Thursday, April 10, 2014

freeganing in the media

On Sunday 31 March the Sunday Star Times here in Auckland published an article on the tremendous waste of perfectly good food worldwide - and included an interview with myself:

photo by Lawrence Smith/FairfaxNZ
Diary of a Well-fed Freegan
0ne man's Waste is another’s dinner, and it’s not just about dumpster diving, writes Shabnam Dastgheib.

AFTER SEVEN years of not paying for food, tools or art supplies, 63-year-old Martin Adlington has freeganism down to a fine art.
He finds wine, biscuits, eggs, cheese, and bread and dips in a typical haul from a typical dive in a typical supermarket dumpster. He goes only when he feels like it and often finds enough to donate to large, hungry families in Auckland.
This month, World Bank senior economist Jose Cuesta targeted retailers and consumers to find a
solution to the world’s staggering food waste. A United Nations- backed campaign Think Eat Save
estimates that in industrialized nations 300 million tonnes of food fit for consumption is wasted by retailers and consumers each year.
Wellington volunteer organisation Kaibosh “rescues” food and redistributes it to charity organisations. General manager Matt Dagger said the organisation took the food only with permission from the retailers and there were strict health procedures in place.In the past 12 months they had rescued 120 tonnes (equal to 342,000 meals) of food. “There's a lot of food that is being wasted while there’s a lot of people who are hungry,” Dagger said.
This is where freegans come in: they use up some of the food which would otherwise be wasted
and they shun the consumerism which they believe has led to poverty and inequality.
There is a lot more to the movement than just dumpster- diving - though it is most commonly associated with digging around in the trash - because most don't do it out of financial necessity.

Martin has spent virtually no money on food, tools or ar supplies for the last seven years.
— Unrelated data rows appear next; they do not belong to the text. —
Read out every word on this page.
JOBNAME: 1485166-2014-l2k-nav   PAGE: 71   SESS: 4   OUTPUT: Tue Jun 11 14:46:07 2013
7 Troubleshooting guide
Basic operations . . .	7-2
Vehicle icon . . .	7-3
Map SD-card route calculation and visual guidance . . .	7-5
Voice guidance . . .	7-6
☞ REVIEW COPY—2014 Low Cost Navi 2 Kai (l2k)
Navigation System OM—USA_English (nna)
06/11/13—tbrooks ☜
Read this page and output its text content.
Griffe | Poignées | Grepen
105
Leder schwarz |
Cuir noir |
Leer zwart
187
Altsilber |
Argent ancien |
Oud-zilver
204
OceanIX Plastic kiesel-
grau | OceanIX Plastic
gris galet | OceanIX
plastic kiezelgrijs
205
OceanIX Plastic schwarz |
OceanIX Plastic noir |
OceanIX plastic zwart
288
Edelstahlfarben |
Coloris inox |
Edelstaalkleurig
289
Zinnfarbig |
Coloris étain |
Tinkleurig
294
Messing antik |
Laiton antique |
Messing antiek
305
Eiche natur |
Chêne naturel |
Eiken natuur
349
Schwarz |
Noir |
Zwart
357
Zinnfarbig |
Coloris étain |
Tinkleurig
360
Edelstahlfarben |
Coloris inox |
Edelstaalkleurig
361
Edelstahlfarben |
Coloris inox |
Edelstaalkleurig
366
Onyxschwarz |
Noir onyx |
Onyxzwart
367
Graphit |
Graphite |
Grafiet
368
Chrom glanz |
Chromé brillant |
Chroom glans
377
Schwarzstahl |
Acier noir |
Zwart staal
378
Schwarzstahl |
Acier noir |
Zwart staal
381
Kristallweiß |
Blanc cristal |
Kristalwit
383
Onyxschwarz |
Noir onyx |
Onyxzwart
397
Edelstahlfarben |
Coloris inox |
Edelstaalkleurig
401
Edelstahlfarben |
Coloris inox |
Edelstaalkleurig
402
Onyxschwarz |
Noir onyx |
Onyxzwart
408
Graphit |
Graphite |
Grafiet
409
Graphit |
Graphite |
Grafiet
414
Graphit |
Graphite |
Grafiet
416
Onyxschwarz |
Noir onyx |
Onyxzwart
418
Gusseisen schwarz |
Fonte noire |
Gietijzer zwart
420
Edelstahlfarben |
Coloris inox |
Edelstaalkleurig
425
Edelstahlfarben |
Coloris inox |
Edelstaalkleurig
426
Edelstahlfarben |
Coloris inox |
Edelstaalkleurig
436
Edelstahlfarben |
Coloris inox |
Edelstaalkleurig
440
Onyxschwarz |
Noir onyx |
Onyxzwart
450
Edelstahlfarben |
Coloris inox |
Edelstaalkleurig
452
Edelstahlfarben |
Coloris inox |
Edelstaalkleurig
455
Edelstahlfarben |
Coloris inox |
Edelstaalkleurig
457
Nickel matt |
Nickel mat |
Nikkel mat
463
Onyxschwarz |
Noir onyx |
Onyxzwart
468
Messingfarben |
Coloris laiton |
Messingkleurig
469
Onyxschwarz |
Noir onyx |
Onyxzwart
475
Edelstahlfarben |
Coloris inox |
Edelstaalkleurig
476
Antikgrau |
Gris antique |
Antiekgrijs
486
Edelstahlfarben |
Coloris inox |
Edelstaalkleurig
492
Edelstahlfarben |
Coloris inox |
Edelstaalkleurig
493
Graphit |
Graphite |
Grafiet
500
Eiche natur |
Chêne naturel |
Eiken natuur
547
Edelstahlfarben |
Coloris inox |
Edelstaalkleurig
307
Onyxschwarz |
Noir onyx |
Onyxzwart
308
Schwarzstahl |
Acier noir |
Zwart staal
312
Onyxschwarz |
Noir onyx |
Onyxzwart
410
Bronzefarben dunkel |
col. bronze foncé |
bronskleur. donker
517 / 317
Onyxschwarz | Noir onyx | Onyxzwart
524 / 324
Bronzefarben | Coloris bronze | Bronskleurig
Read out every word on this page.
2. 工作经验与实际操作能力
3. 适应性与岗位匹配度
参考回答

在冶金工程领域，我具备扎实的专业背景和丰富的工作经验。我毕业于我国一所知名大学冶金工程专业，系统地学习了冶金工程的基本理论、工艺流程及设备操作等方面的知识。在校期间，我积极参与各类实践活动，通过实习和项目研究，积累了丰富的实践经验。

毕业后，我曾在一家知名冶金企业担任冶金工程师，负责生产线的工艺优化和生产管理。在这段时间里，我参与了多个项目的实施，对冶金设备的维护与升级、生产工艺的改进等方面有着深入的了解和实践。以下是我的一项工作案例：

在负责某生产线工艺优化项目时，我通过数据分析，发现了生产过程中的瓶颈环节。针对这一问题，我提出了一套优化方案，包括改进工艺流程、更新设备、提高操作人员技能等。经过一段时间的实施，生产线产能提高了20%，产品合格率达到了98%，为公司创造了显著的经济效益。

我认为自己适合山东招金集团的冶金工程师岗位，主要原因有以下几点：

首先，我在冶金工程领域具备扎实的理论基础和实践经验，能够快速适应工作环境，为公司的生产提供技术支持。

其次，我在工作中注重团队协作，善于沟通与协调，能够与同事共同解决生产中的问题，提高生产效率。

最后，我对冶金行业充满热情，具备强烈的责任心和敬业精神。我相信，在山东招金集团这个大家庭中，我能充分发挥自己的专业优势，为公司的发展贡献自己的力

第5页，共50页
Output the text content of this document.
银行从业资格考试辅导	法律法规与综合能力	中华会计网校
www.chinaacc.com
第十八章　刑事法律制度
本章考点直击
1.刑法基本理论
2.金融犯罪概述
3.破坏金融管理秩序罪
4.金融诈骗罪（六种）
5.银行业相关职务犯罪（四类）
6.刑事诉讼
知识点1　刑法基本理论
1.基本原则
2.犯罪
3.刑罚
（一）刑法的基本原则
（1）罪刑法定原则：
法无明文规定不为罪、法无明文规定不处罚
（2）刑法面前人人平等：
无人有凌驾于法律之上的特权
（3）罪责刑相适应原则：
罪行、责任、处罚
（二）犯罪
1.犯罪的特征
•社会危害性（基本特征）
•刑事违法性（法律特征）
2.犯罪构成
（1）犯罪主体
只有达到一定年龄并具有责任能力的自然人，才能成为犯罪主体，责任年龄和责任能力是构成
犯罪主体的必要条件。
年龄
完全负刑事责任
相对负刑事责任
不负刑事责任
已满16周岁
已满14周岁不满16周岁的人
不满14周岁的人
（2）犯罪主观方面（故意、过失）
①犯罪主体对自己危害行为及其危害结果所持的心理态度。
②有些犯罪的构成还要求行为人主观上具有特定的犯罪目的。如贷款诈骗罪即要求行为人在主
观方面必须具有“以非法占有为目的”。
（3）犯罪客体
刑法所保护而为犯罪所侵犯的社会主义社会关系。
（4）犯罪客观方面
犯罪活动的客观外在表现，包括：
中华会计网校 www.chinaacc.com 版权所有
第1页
His biggest expenses are insurance, rates and healthcare which come out of his savings from years of self-employment but everything else is almost free.
Breakfast: I make a coffee out of coffee I have found in the trash. Sometimes I find a sealed kilo bag. For breakfast I often eat bacon that I have found and eggs from the skips. They shrink-wrap the eggs in trays of 30 so if one breaks, they throw the rest away and I find those. I eat that with lebanese flatbreads I often find in the skips.
Morning tea: Might be some biscuits if I've been lucky enough to find them.
Lunch: I often find a lot of dips in the skip, pesto and pate. I find cheeses like feta and ricotta. When you see the expiry date, it’s often still in a week's time. It's insanity on an industrial scale. I eat the dips and cheeses with vegetables and bread I have found, or the trimmings of vegetables from grocery stores.
Pre-dinner: I have a beer which I make myself or wine if I find some. Other freegans find juices which are fermentable and make wine from these.
Dinner: tonight snapper and gurnard are on the menu. Last night it was flounder with vegetables. There isn't often fish, but there has been a run of it lately.
The other week I filled my entire freezer with meat - some of it yet to expire in a few day's time.
Sometimes I find and eat roadkill. Pretty much every road trip I find something - turkey or pheasant -it might have only broken its neck: and be very recently dead.
After dinner: I'll go out in the van and go out in the skips. I don't go out every night but  feel like it or l’m low on things I will. Sometimes if l find quite a lot of food, I will donate things to big families I know in Auckland. There are kids going hungry so they are happy to get the stuff.